In Nigeria, the NUC said that the student-teacher ratio should be
between 1 to about 40. In some Nigerian universities, we have a
situation of one lecturer to about 500 students. In Harvard, it is
about one to three, in Yale it is one to about five, you know, the
ratio varies but in Nigeria, in our public universities, no teacher
teaches a class, on the average, that is less than 150. We teach far
above and we have consistently said that look, employ enough teachers,
when you employ enough teachers, you won't have to pay for excess
workload because teachers are carrying more than the workload that
they ought to carry. So, staffing, not just academic staff but
non-academic and all staff of universities, they have earned
allowances which government has not been paying since 2009 and it has
accumulated and come to N92 billion for both academic and non-academic
staff.
ASUU, because we recognise the interconnections between the academic
staff and non-academic staff; we say pay everybody. We could have said
look, pay us the academic staff allowances and leave that of the
non-academic staff. ASUU said we work in a system; if you pay us and
you don't pay the others, there will still be crisis; so bring the
money so that all categories of staff are paid but government is
saying no, it doesn't have the money; it only has N30 billion. Mrs.

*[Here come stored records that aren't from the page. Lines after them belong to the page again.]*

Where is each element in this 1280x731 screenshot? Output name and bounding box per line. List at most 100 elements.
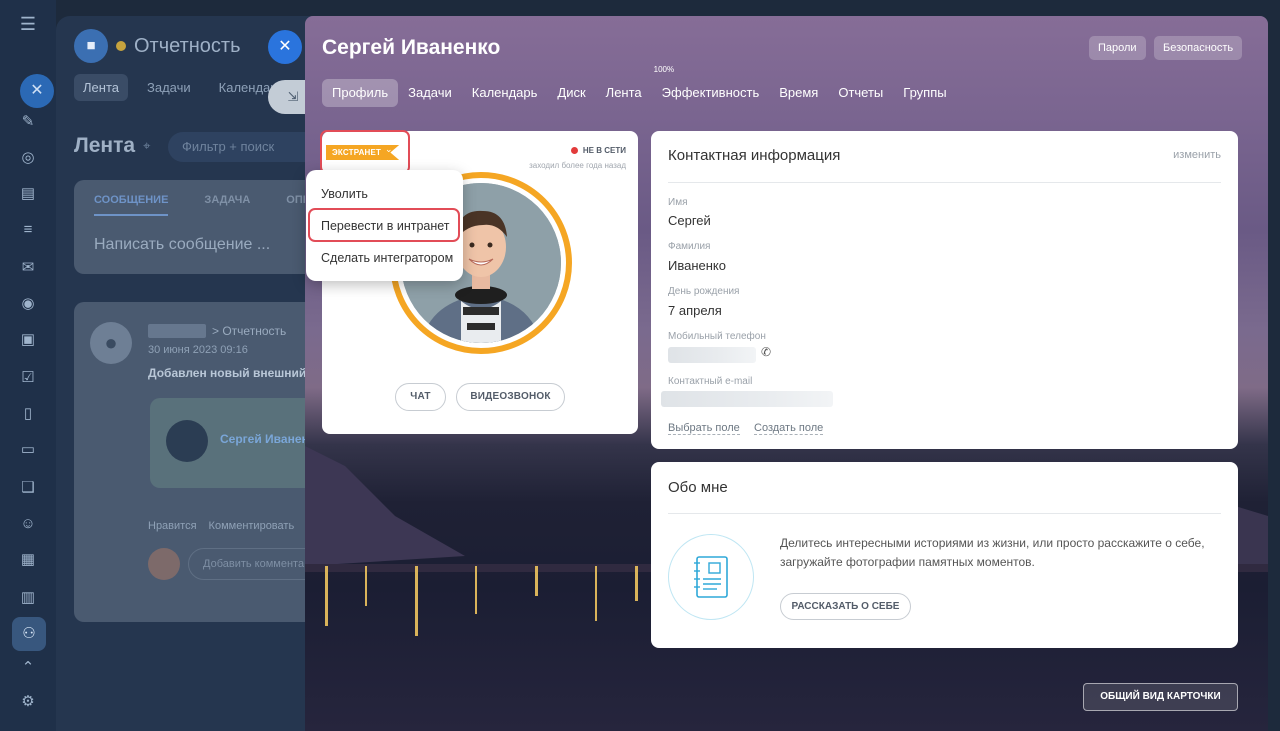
comment-link[interactable]: Комментировать — [209, 520, 295, 532]
divider — [668, 182, 1221, 183]
post-tabs: СООБЩЕНИЕ ЗАДАЧА ОПРО — [94, 194, 319, 216]
phone-icon[interactable]: ✆ — [761, 345, 771, 359]
chevron-down-icon[interactable]: ⌄ — [385, 144, 393, 155]
extranet-dropdown-menu: Уволить Перевести в интранет Сделать инт… — [306, 170, 463, 281]
tab-profile[interactable]: Профиль — [322, 79, 399, 107]
feed-heading: Лента ⌖ — [74, 134, 150, 158]
filter-search-input[interactable]: Фильтр + поиск — [168, 132, 326, 162]
close-slider-button[interactable]: ✕ — [268, 30, 302, 64]
entry-text: Добавлен новый внешний — [148, 366, 307, 380]
user-card[interactable]: Сергей Иванен — [150, 398, 324, 488]
contact-info-card: Контактная информация изменить Имя Серге… — [651, 131, 1238, 449]
post-composer: СООБЩЕНИЕ ЗАДАЧА ОПРО Написать сообщение… — [74, 180, 324, 274]
tell-about-button[interactable]: РАССКАЗАТЬ О СЕБЕ — [780, 593, 911, 620]
field-label-name: Имя — [668, 197, 688, 208]
feed-title: Лента — [74, 134, 136, 157]
left-sidebar: ☰ ✕ ✎ ◎ ▤ ≡ ✉ ◉ ▣ ☑ ▯ ▭ ❑ ☺ ▦ ▥ ⚇ ⌃ ⚙ — [0, 0, 56, 731]
status-text: НЕ В СЕТИ — [582, 146, 626, 155]
entry-actions: Нравится Комментировать — [148, 520, 294, 532]
status-dot — [116, 41, 126, 51]
background-portal: ■ Отчетность ✕ Лента Задачи Календарь ⇲ … — [56, 16, 326, 731]
tab-time[interactable]: Время — [769, 79, 828, 107]
portal-title: Отчетность — [134, 34, 241, 57]
robot-icon[interactable]: ☺ — [18, 514, 38, 534]
tab-calendar[interactable]: Календарь — [462, 79, 548, 107]
target-icon[interactable]: ◉ — [18, 294, 38, 314]
offline-dot-icon — [570, 147, 578, 154]
menu-item-dismiss[interactable]: Уволить — [321, 187, 368, 201]
avatar — [148, 548, 180, 580]
security-button[interactable]: Безопасность — [1154, 36, 1243, 60]
nav-feed[interactable]: Лента — [74, 74, 128, 101]
settings-icon[interactable]: ⚙ — [18, 692, 38, 712]
contact-title: Контактная информация — [668, 147, 841, 164]
badge-highlight: ЭКСТРАНЕТ ⌄ — [320, 130, 410, 174]
email-blurred — [661, 391, 833, 407]
tab-groups[interactable]: Группы — [893, 79, 956, 107]
pin-icon[interactable]: ⌖ — [143, 138, 150, 154]
mail-icon[interactable]: ✉ — [18, 258, 38, 278]
employees-icon[interactable]: ⚇ — [12, 617, 46, 651]
entry-date: 30 июня 2023 09:16 — [148, 344, 248, 356]
phone-blurred — [668, 347, 756, 363]
choose-field-link[interactable]: Выбрать поле — [668, 422, 740, 435]
status-badge: НЕ В СЕТИ — [570, 146, 626, 155]
calendar-icon[interactable]: ▦ — [18, 550, 38, 570]
tab-reports[interactable]: Отчеты — [828, 79, 893, 107]
menu-item-make-integrator[interactable]: Сделать интегратором — [321, 251, 453, 265]
post-tab-task[interactable]: ЗАДАЧА — [204, 194, 250, 216]
globe-icon[interactable]: ◎ — [18, 148, 38, 168]
notebook-icon — [694, 556, 728, 598]
card-icon[interactable]: ▭ — [18, 440, 38, 460]
tab-efficiency[interactable]: 100% Эффективность — [652, 65, 770, 107]
check-icon[interactable]: ☑ — [18, 368, 38, 388]
chat-button[interactable]: ЧАТ — [395, 383, 446, 411]
chat-icon[interactable]: ❑ — [18, 478, 38, 498]
edit-link[interactable]: изменить — [1173, 149, 1221, 161]
video-call-button[interactable]: ВИДЕОЗВОНОК — [456, 383, 565, 411]
menu-icon[interactable]: ☰ — [18, 14, 38, 34]
divider — [668, 513, 1221, 514]
avatar: ● — [90, 322, 132, 364]
field-label-birthday: День рождения — [668, 286, 740, 297]
document-icon[interactable]: ▤ — [18, 184, 38, 204]
field-label-surname: Фамилия — [668, 241, 711, 252]
portal-nav: Лента Задачи Календарь — [74, 74, 293, 101]
entry-destination: > Отчетность — [212, 324, 287, 338]
passwords-button[interactable]: Пароли — [1089, 36, 1146, 60]
about-illustration — [668, 534, 754, 620]
pin-icon[interactable]: ⌃ — [18, 658, 38, 678]
feed-entry: ● > Отчетность 30 июня 2023 09:16 Добавл… — [74, 302, 326, 622]
about-me-card: Обо мне Делитесь интересными историями и… — [651, 462, 1238, 648]
file-icon[interactable]: ▯ — [18, 404, 38, 424]
last-seen: заходил более года назад — [529, 161, 626, 170]
field-label-phone: Мобильный телефон — [668, 331, 766, 342]
like-link[interactable]: Нравится — [148, 520, 197, 532]
about-title: Обо мне — [668, 479, 728, 496]
create-field-link[interactable]: Создать поле — [754, 422, 824, 435]
tab-feed[interactable]: Лента — [596, 79, 652, 107]
edit-icon[interactable]: ✎ — [18, 112, 38, 132]
tab-tasks[interactable]: Задачи — [398, 79, 462, 107]
page-title: Сергей Иваненко — [322, 36, 501, 59]
nav-tasks[interactable]: Задачи — [138, 74, 200, 101]
schedule-icon[interactable]: ▥ — [18, 588, 38, 608]
menu-item-move-to-intranet[interactable]: Перевести в интранет — [321, 219, 450, 233]
contacts-icon[interactable]: ▣ — [18, 330, 38, 350]
profile-tabs: Профиль Задачи Календарь Диск Лента 100%… — [322, 65, 957, 107]
post-tab-message[interactable]: СООБЩЕНИЕ — [94, 194, 169, 216]
about-text: Делитесь интересными историями из жизни,… — [780, 536, 1205, 569]
field-value-birthday: 7 апреля — [668, 303, 722, 318]
post-input[interactable]: Написать сообщение ... — [94, 236, 270, 254]
user-card-name[interactable]: Сергей Иванен — [220, 432, 309, 446]
close-icon[interactable]: ✕ — [20, 74, 54, 108]
avatar — [166, 420, 208, 462]
field-value-name: Сергей — [668, 213, 711, 228]
card-overview-button[interactable]: ОБЩИЙ ВИД КАРТОЧКИ — [1083, 683, 1238, 711]
filter-icon[interactable]: ≡ — [18, 220, 38, 240]
profile-slider: Сергей Иваненко Пароли Безопасность Проф… — [305, 16, 1268, 731]
efficiency-percent: 100% — [653, 65, 675, 74]
tab-disk[interactable]: Диск — [547, 79, 595, 107]
field-value-surname: Иваненко — [668, 258, 726, 273]
portal-header: ■ Отчетность — [74, 26, 241, 66]
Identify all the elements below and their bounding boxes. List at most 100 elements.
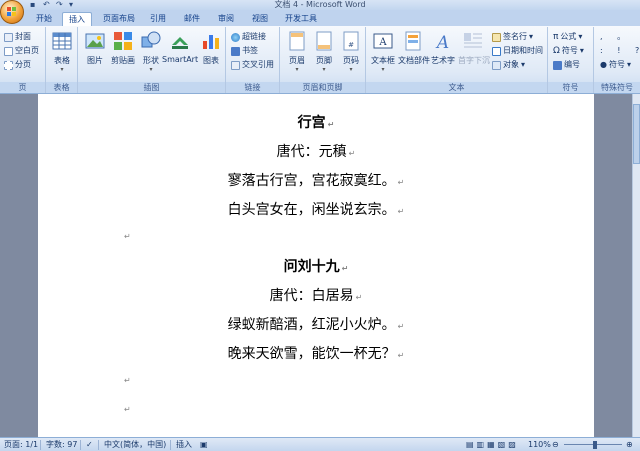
vertical-scrollbar[interactable] xyxy=(632,94,640,437)
date-time-button[interactable]: 日期和时间 xyxy=(492,45,543,57)
page-break-button[interactable]: 分页 xyxy=(4,59,31,71)
signature-icon xyxy=(492,32,501,42)
paragraph-mark-icon: ↵ xyxy=(124,232,131,241)
bookmark-icon xyxy=(231,46,240,56)
group-links: 超链接 书签 交叉引用 链接 xyxy=(226,27,280,93)
smartart-button[interactable]: SmartArt xyxy=(162,31,198,64)
document-page[interactable]: 行宫 ↵ 唐代：元稹 ↵ 寥落古行宫，宫花寂寞红。 ↵ 白头宫女在，闲坐说玄宗。 ↵ ↵… xyxy=(38,94,594,437)
textbox-button[interactable]: A 文本框 ▾ xyxy=(368,31,398,73)
chart-button[interactable]: 图表 xyxy=(196,31,226,66)
poem-author-1: 唐代：元稹 ↵ xyxy=(276,144,356,160)
scrollbar-thumb[interactable] xyxy=(633,104,640,164)
bookmark-button[interactable]: 书签 xyxy=(231,45,258,57)
paragraph-mark-icon: ↵ xyxy=(397,351,405,360)
zoom-level[interactable]: 110% xyxy=(528,438,551,451)
macro-record-icon[interactable]: ▣ xyxy=(200,438,208,451)
tab-page-layout[interactable]: 页面布局 xyxy=(98,12,140,26)
proofing-icon[interactable]: ✓ xyxy=(86,438,93,451)
title-bar: ▪ ↶ ↷ ▾ 文档 4 - Microsoft Word xyxy=(0,0,640,10)
word-count[interactable]: 字数: 97 xyxy=(46,438,77,451)
poem-line: 白头宫女在，闲坐说玄宗。 ↵ xyxy=(227,202,405,218)
dropdown-arrow-icon: ▾ xyxy=(579,46,584,55)
group-special-symbols-label: 特殊符号 xyxy=(594,82,640,93)
number-button[interactable]: 编号 xyxy=(553,59,580,71)
wordart-icon: A xyxy=(435,33,449,51)
language-indicator[interactable]: 中文(简体，中国) xyxy=(104,438,166,451)
poem-author-2: 唐代：白居易 ↵ xyxy=(269,288,363,304)
special-punct-row-2[interactable]: : ! ? xyxy=(600,45,640,57)
office-button[interactable] xyxy=(0,0,24,24)
window-title: 文档 4 - Microsoft Word xyxy=(274,0,366,9)
bullet-icon: ● xyxy=(600,60,607,69)
dropdown-arrow-icon: ▾ xyxy=(626,60,631,69)
table-icon xyxy=(52,32,72,50)
page-count[interactable]: 页面: 1/1 xyxy=(4,438,38,451)
blank-page-icon xyxy=(4,46,13,56)
picture-button[interactable]: 图片 xyxy=(80,31,110,66)
group-pages: 封面 空白页 分页 页 xyxy=(0,27,46,93)
zoom-out-icon[interactable]: ⊖ xyxy=(552,438,559,451)
cross-reference-icon xyxy=(231,60,240,70)
paragraph-mark-icon: ↵ xyxy=(397,322,405,331)
smartart-icon xyxy=(172,37,188,49)
dropdown-arrow-icon: ▾ xyxy=(322,66,326,73)
special-symbol-button[interactable]: ● 符号 ▾ xyxy=(600,59,631,71)
paragraph-mark-icon: ↵ xyxy=(124,405,131,414)
special-punct-row-1[interactable]: , 。 ; xyxy=(600,31,640,43)
textbox-icon: A xyxy=(373,33,393,49)
clipart-button[interactable]: 剪贴画 xyxy=(108,31,138,66)
cover-page-icon xyxy=(4,32,13,42)
view-buttons[interactable]: ▤▥▦▧▨ xyxy=(466,438,519,451)
insert-mode[interactable]: 插入 xyxy=(176,438,192,451)
paragraph-mark-icon: ↵ xyxy=(327,120,335,129)
clipart-icon xyxy=(114,32,132,50)
ribbon: 封面 空白页 分页 页 表格 ▾ 表格 图片 剪贴画 形状 ▾ SmartArt… xyxy=(0,26,640,94)
header-button[interactable]: 页眉 ▾ xyxy=(282,31,312,73)
tab-mailings[interactable]: 邮件 xyxy=(178,12,206,26)
group-header-footer-label: 页眉和页脚 xyxy=(280,82,365,93)
dropdown-arrow-icon: ▾ xyxy=(149,66,153,73)
paragraph-mark-icon: ↵ xyxy=(348,149,356,158)
dropdown-arrow-icon: ▾ xyxy=(60,66,64,73)
group-links-label: 链接 xyxy=(226,82,279,93)
status-divider xyxy=(98,440,99,450)
cross-reference-button[interactable]: 交叉引用 xyxy=(231,59,274,71)
tab-review[interactable]: 审阅 xyxy=(212,12,240,26)
blank-page-button[interactable]: 空白页 xyxy=(4,45,39,57)
tab-references[interactable]: 引用 xyxy=(144,12,172,26)
page-number-button[interactable]: # 页码 ▾ xyxy=(336,31,366,73)
object-button[interactable]: 对象 ▾ xyxy=(492,59,525,71)
group-text-label: 文本 xyxy=(366,82,547,93)
symbol-button[interactable]: Ω 符号 ▾ xyxy=(553,45,584,57)
poem-line: 绿蚁新醅酒，红泥小火炉。 ↵ xyxy=(227,317,405,333)
paragraph-mark-icon: ↵ xyxy=(397,207,405,216)
dropdown-arrow-icon: ▾ xyxy=(578,32,583,41)
paragraph-mark-icon: ↵ xyxy=(355,293,363,302)
tab-view[interactable]: 视图 xyxy=(246,12,274,26)
group-header-footer: 页眉 ▾ 页脚 ▾ # 页码 ▾ 页眉和页脚 xyxy=(280,27,366,93)
zoom-in-icon[interactable]: ⊕ xyxy=(626,438,633,451)
drop-cap-button[interactable]: 首字下沉 xyxy=(458,31,490,66)
tab-developer[interactable]: 开发工具 xyxy=(280,12,322,26)
tab-home[interactable]: 开始 xyxy=(30,12,58,26)
page-break-icon xyxy=(4,60,13,70)
pi-icon: π xyxy=(553,32,559,42)
group-pages-label: 页 xyxy=(0,82,45,93)
svg-text:A: A xyxy=(378,37,387,48)
office-logo-icon xyxy=(7,7,16,16)
group-illustrations: 图片 剪贴画 形状 ▾ SmartArt 图表 插图 xyxy=(78,27,226,93)
dropdown-arrow-icon: ▾ xyxy=(295,66,299,73)
cover-page-button[interactable]: 封面 xyxy=(4,31,31,43)
group-symbols: π 公式 ▾ Ω 符号 ▾ 编号 符号 xyxy=(548,27,594,93)
zoom-slider-thumb[interactable] xyxy=(593,441,597,449)
paragraph-mark-icon: ↵ xyxy=(341,264,349,273)
wordart-button[interactable]: A 艺术字 xyxy=(428,31,458,66)
quick-parts-button[interactable]: 文档部件 xyxy=(398,31,430,66)
group-text: A 文本框 ▾ 文档部件 A 艺术字 首字下沉 签名行 ▾ 日期和时间 对象 ▾… xyxy=(366,27,548,93)
hyperlink-button[interactable]: 超链接 xyxy=(231,31,266,43)
footer-button[interactable]: 页脚 ▾ xyxy=(309,31,339,73)
signature-line-button[interactable]: 签名行 ▾ xyxy=(492,31,533,43)
tab-insert[interactable]: 插入 xyxy=(62,12,92,26)
equation-button[interactable]: π 公式 ▾ xyxy=(553,31,582,43)
table-button[interactable]: 表格 ▾ xyxy=(47,31,77,73)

Ngozi Okonjo-Iweala, [Minister of Finance and Co-ordinating Minister
of the Economy] at a meeting in the office of the Secretary to the
Government of the Federation in the course of this strike told us: "I
have cash; 30 billion naira cash, I am putting it on the table, take
it or leave it. if you don't take it you can be on strike for the next
two or three years. Yes, that is what Mrs. Okonjo-Iweala said!
With regard to that, there are a couple of issues to sort out.
Firstly, why don't you believe the excuse being given by government
that it has no money? Secondly, as a former president of ASUU and one
who is still active in the system, do you think the decay in the
education sector can be resolved without necessarily addressing the
decay in the entire society?
Well, on the first question of whether the government has no money;
that is not true, government has money, we do not believe that
government has no money. As we told Mrs. Okonjo-Iweala, we are a union
of intellectuals, we have economists, experts in economics, and so we
have access to the figures that government itself produces in relation
to its revenue string. Government has a lot of money. What is
important is not the question of whether government has money or does
not have money but the priorities of government in relation to
spending the money that it has. Like we told her dramatically, it is
not the size of the cake that matters but how you share the cake to
the various individuals who have a stake in it.
So government has a lot of money but how is the government applying
that money? Government spent three trillion naira bailing out the
banks; it spent 500 billion naira bailing out the airlines; it spent
another 100 billion naira the textile firms; it even had money to give
to Nollywood and the Stock Exchange, private people who arrange deals,
they had money to give them, about 350 billion naira. How come when it
comes to education, government suddenly says it has no money? It is
because they have contempt for education; they want people to remain
in ignorance so that they can continue to toy with the destiny of
Nigerians. It is not that they don't have the money; they have a lot
of money. They are now amassing money for 2015, towards the next
elections. Whether the country goes to ruin or not it doesn't matter
as long as they can pursue their political ambitions. Yes, government
has money!
Even if you look at the international oil market today; a barrel of
crude oil is selling at 109 dollars. Nigeria is producing 2.4 million
barrels per day, yes, 2.4 million barrels!. So if you multiply 109 by
2.4 million, you will know what Nigeria is making on a daily basis.